Looking for "Enterprise" in "The Enterprise is the flagship of the Federation.":
found a match!
Looking for "Death Star" in "The Enterprise is the flagship of the Federation.":
no match!
Python re search start() and end():
import re
pattern = "Dave"
text = "I'm sorry Dave, I'm afarid I can't do that."
match = re.search(pattern, text)
start = match.start()
end = match.end()
print 'Found "{}" in "{}" from {} to {} ("{}")'.format(match.re.pattern, match.string, start, end, text[start:end])
Found "Dave" in "I'm sorry Dave, I'm afarid I can't do that." from 10 to 14 ("Dave")
Python re match example:
Python's re.match is similar to re.search. The main difference being that match searches only at the start of the string whereas search will apply the pattern to the entire string.
import re
text = "I turned myself into a pickle. I'm Pickle Riiiiick."
text2 = "I did not turn myself into a pickle. I am not Pickle Riiiiick."
match = re.match("I turned myself", text)

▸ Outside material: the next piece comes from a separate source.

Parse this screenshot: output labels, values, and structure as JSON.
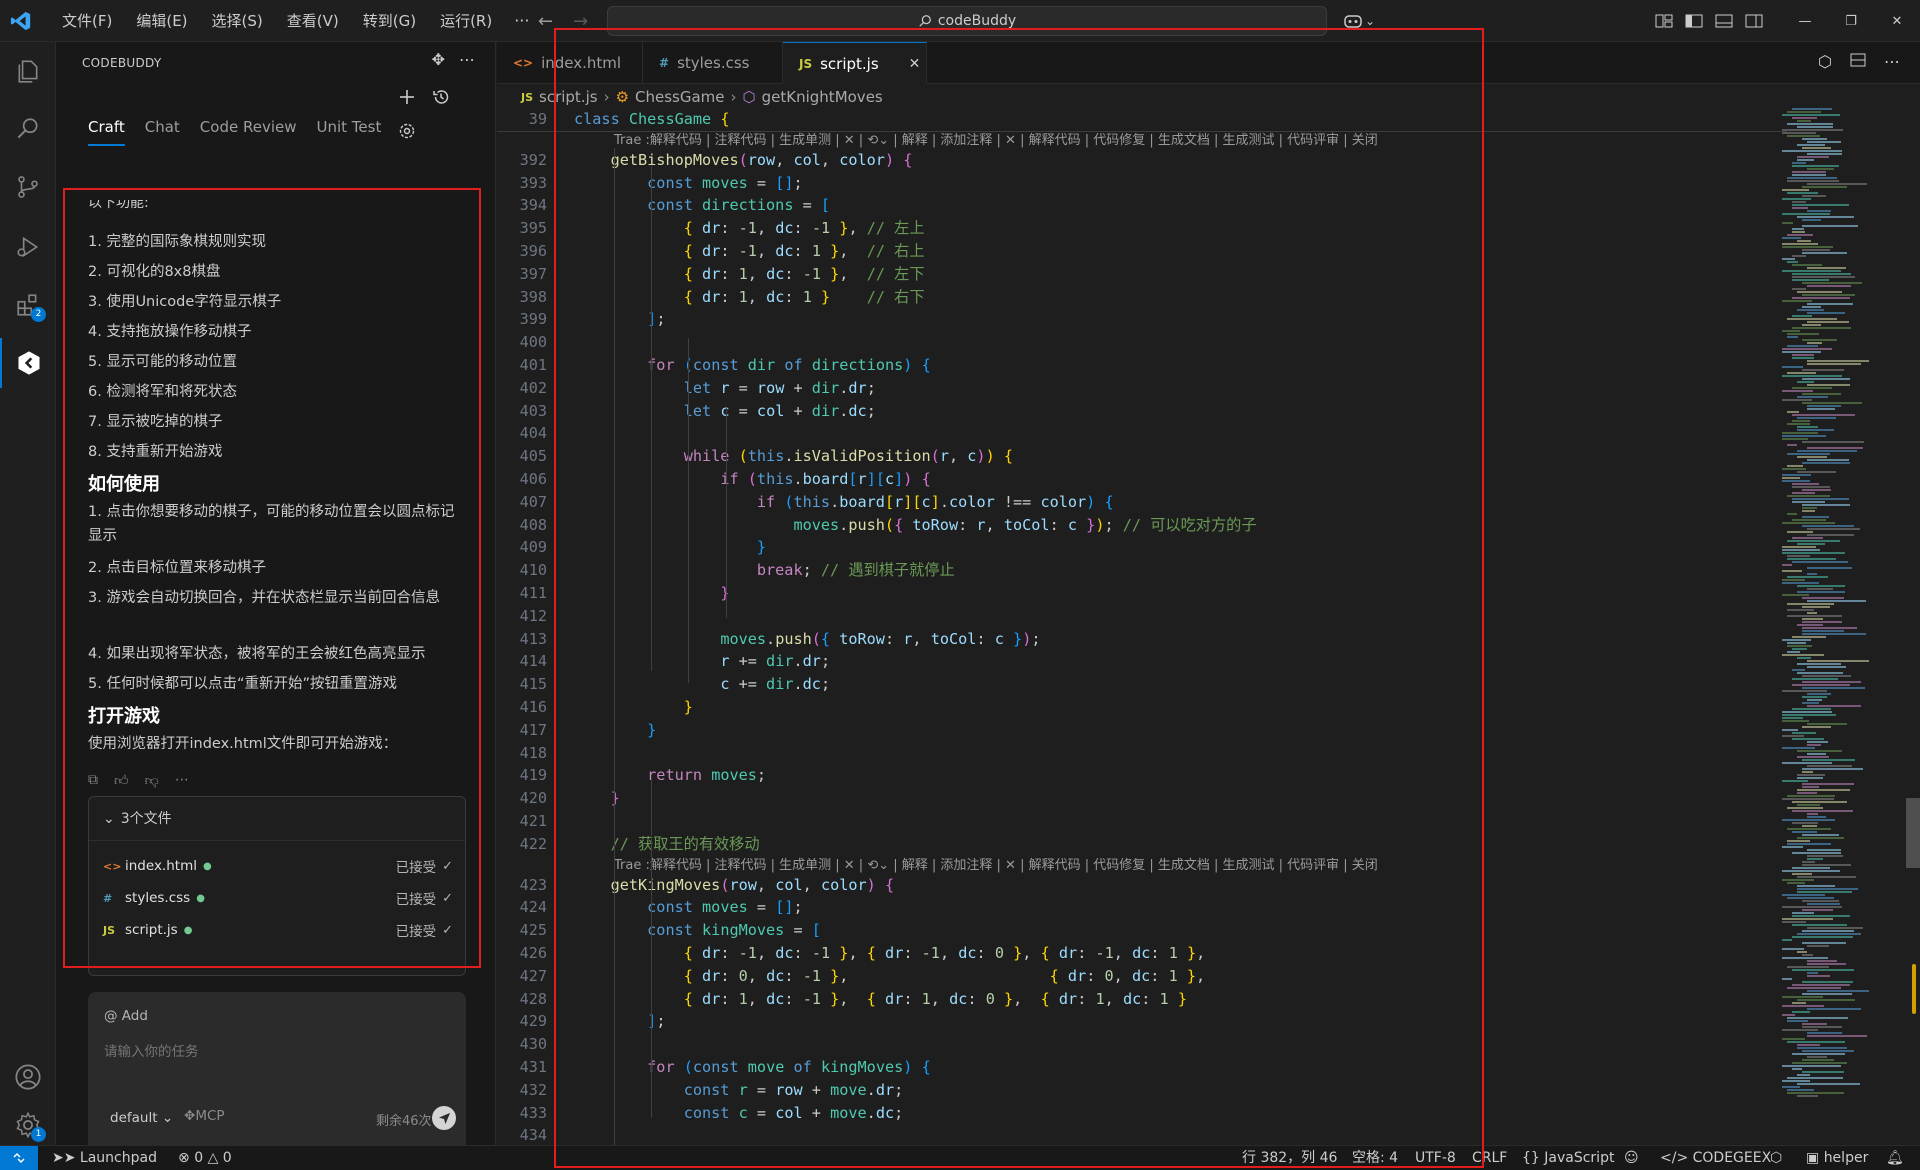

match2 = re.match("I did not", text2)
if match == None:
print 'Could not find "{}" in "{}"'.format(match.re.pattern, match.string)
else:
print 'Found "{}" in "{}"'.format(match.re.pattern, match.string)
if match2 == None:
print 'Cound not find "{}" in "{}"'.format(match2.re.pattern, match2.string)
else:
print 'Found "{}" in "{}"'.format(match2.re.pattern, match2.string)
Found "I turned myself" in "I turned myself into a pickle. I'm Pickle Riiiiick"
Found "I did not" in "I did not turn myself into a pickle. I am not Pickle Riiiiick."